Genre Context: Literary Science Fiction

What We Can Know marks McEwan’s second attempt to veer into a speculative genre, framing the novel as “science fiction without the science” (Creamer, Ella. “Ian McEwan novel What We Can Know to be published this year.” The Guardian, 7 Feb. 2025). In contrast to hard science fiction, which places scientific accuracy and detailed speculation among its chief concerns, McEwan’s brand of literary science fiction makes speculation subservient to thematic concerns.


In 2019, McEwan published the novel Machines Like Me, set in an alternate 1980s in which artificial intelligence and android technology have progressed to the point of availability to consumers. The novel relies on a broad historical overview of the technology to develop its premise, making the technology appear plausible so that McEwan can focus on his primary concerns, such as the impact of artificial intelligence on human ethics and morality. Similarly, What We Can Know uses speculative events like the Inundation and the Derangement to develop the radically altered world that Thomas and Rose live in, enabling McEwan to delve into his exploration of living in times of crisis and nostalgia for a fraught past.

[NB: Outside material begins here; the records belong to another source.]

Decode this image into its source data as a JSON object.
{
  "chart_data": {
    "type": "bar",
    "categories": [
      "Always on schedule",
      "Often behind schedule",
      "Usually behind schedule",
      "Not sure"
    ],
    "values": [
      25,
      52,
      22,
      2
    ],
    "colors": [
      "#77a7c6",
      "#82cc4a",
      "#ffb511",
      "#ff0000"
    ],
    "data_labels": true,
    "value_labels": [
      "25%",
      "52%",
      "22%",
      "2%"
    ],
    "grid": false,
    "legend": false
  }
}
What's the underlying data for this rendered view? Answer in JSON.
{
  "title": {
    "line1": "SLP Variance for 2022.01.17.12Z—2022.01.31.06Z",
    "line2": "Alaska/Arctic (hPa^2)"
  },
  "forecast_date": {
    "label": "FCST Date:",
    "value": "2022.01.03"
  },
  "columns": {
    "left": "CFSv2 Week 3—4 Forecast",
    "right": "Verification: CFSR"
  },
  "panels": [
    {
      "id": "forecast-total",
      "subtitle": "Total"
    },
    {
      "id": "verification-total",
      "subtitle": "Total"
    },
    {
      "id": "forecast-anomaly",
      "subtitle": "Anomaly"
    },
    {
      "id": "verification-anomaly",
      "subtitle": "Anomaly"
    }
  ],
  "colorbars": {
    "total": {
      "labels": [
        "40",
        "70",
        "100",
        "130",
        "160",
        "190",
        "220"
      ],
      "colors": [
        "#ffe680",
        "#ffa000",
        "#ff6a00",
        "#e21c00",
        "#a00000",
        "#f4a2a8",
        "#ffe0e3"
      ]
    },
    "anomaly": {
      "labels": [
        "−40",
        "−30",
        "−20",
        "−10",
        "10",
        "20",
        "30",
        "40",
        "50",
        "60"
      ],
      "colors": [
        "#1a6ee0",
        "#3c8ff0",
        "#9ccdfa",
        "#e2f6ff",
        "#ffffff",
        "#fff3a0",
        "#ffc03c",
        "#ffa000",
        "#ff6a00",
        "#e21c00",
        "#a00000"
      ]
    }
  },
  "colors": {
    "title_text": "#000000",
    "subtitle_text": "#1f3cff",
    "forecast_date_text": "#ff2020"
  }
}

Some of McEwan’s contemporaries have similarly employed literary science fiction to investigate themes of personhood and crisis. Most notably, Kazuo Ishiguro’s 2005 novel, Never Let Me Go, speculated on the experience of clones to probe into human nature. His 2021 novel, Klara and the Sun, covered similar ground as Machines Like Me, speculating on the impact of genetic engineering and androids to explore human perception and hope. In the United States, George Saunders uses the speculative mode in short stories like “Escape from Spiderhead” from his collection Tenth of December (2013) to critique American consumerism and the prison-industrial complex, bridging literary and science fiction.